It’s no secret that the pace of change in the music industry has been breakneck of late, with streaming services forever altering a once-static landscape.
The latest confirmation that we’re living in a brave new world was yesterday’s announcement that Billboard, forged from a bygone era, is now taking YouTube views into account when deciding on which songs to include in its Hot 100 singles chart.
Though the list has been a staple for 55 years now, this is easily the most seismic shift in its formula. It’s also a boon to YouTube hits like Baauer’s “Harlem Shake”, which has gone viral thanks to the fad du jour, which involves amassing a group of friends/colleagues to “dance” to the song (much to the chagrin of the original Harlem Shakers).

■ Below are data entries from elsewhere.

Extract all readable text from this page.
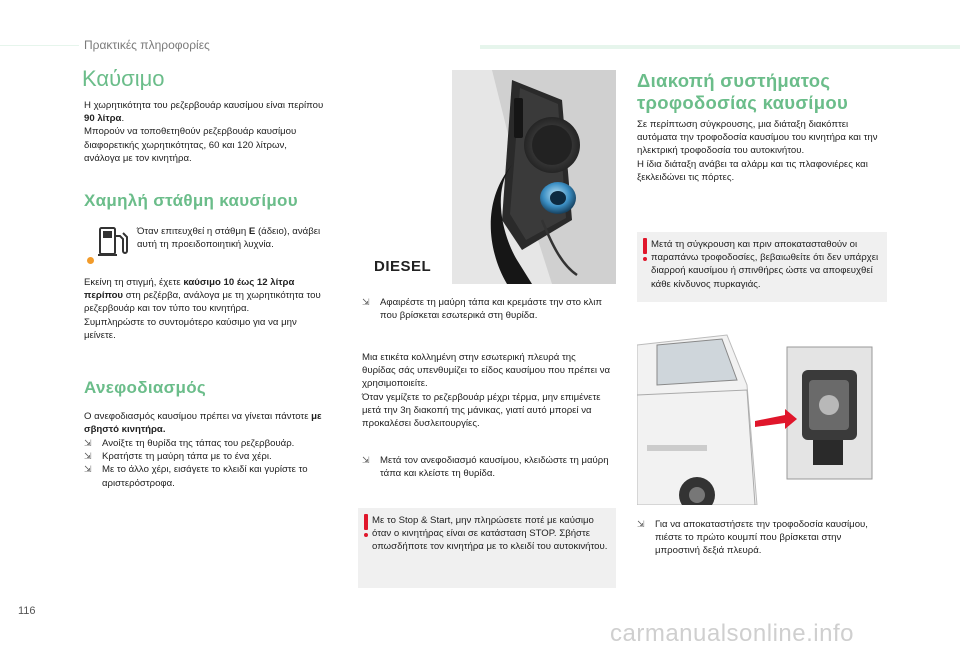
Πρακτικές πληροφορίες
Καύσιμο
Η χωρητικότητα του ρεζερβουάρ καυσίμου είναι περίπου 90 λίτρα.
Μπορούν να τοποθετηθούν ρεζερβουάρ καυσίμου διαφορετικής χωρητικότητας, 60 και 120 λίτρων, ανάλογα με τον κινητήρα.
Χαμηλή στάθμη καυσίμου
Όταν επιτευχθεί η στάθμη E (άδειο), ανάβει αυτή τη προειδοποιητική λυχνία.
Εκείνη τη στιγμή, έχετε καύσιμο 10 έως 12 λίτρα περίπου στη ρεζέρβα, ανάλογα με τη χωρητικότητα του ρεζερβουάρ και τον τύπο του κινητήρα.
Συμπληρώστε το συντομότερο καύσιμο για να μην μείνετε.
Ανεφοδιασμός
Ο ανεφοδιασμός καυσίμου πρέπει να γίνεται πάντοτε με σβηστό κινητήρα.
⇲	Ανοίξτε τη θυρίδα της τάπας του ρεζερβουάρ.
⇲	Κρατήστε τη μαύρη τάπα με το ένα χέρι.
⇲	Με το άλλο χέρι, εισάγετε το κλειδί και γυρίστε το αριστερόστροφα.
DIESEL
⇲	Αφαιρέστε τη μαύρη τάπα και κρεμάστε την στο κλιπ που βρίσκεται εσωτερικά στη θυρίδα.
Μια ετικέτα κολλημένη στην εσωτερική πλευρά της θυρίδας σάς υπενθυμίζει το είδος καυσίμου που πρέπει να χρησιμοποιείτε.
Όταν γεμίζετε το ρεζερβουάρ μέχρι τέρμα, μην επιμένετε μετά την 3η διακοπή της μάνικας, γιατί αυτό μπορεί να προκαλέσει δυσλειτουργίες.
⇲	Μετά τον ανεφοδιασμό καυσίμου, κλειδώστε τη μαύρη τάπα και κλείστε τη θυρίδα.
Με το Stop & Start, μην πληρώσετε ποτέ με καύσιμο όταν ο κινητήρας είναι σε κατάσταση STOP. Σβήστε οπωσδήποτε τον κινητήρα με το κλειδί του αυτοκινήτου.
Διακοπή συστήματος τροφοδοσίας καυσίμου
Σε περίπτωση σύγκρουσης, μια διάταξη διακόπτει αυτόματα την τροφοδοσία καυσίμου του κινητήρα και την ηλεκτρική τροφοδοσία του αυτοκινήτου.
Η ίδια διάταξη ανάβει τα αλάρμ και τις πλαφονιέρες και ξεκλειδώνει τις πόρτες.
Μετά τη σύγκρουση και πριν αποκατασταθούν οι παραπάνω τροφοδοσίες, βεβαιωθείτε ότι δεν υπάρχει διαρροή καυσίμου ή σπινθήρες ώστε να αποφευχθεί κάθε κίνδυνος πυρκαγιάς.
⇲	Για να αποκαταστήσετε την τροφοδοσία καυσίμου, πιέστε το πρώτο κουμπί που βρίσκεται στην μπροστινή δεξιά πλευρά.
116
carmanualsonline.info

Really, Billboard’s move makes all the sense in the world. After all, it was a music video (Psy’s “Gangnam Style”) that achieved virality of epidemic proportions and rode it all the way one billion views – the first-ever YouTube video to do so. Beyond that, there are millions of music fans whose first stop in searching for their favorite tunes is the Internet-video behemoth. In fact – according to a report by Nielsen – 64 percent of teens bop their heads to YouTube – more than radio (56%), iTunes (53% ), CDs (50%), or any other method of delivery.
That reality serves as a prime example of why prognosticating about technology – something we’re often guilty of – is a losing game. Back in 2005 (when YouTube debuted), who in their right mind would have forecasted that it would become the number one place for young people to listen to music?
Expect some big changes in the Hot 100 going forward and for the rest of the music landscape to continue shifting beneath your feet.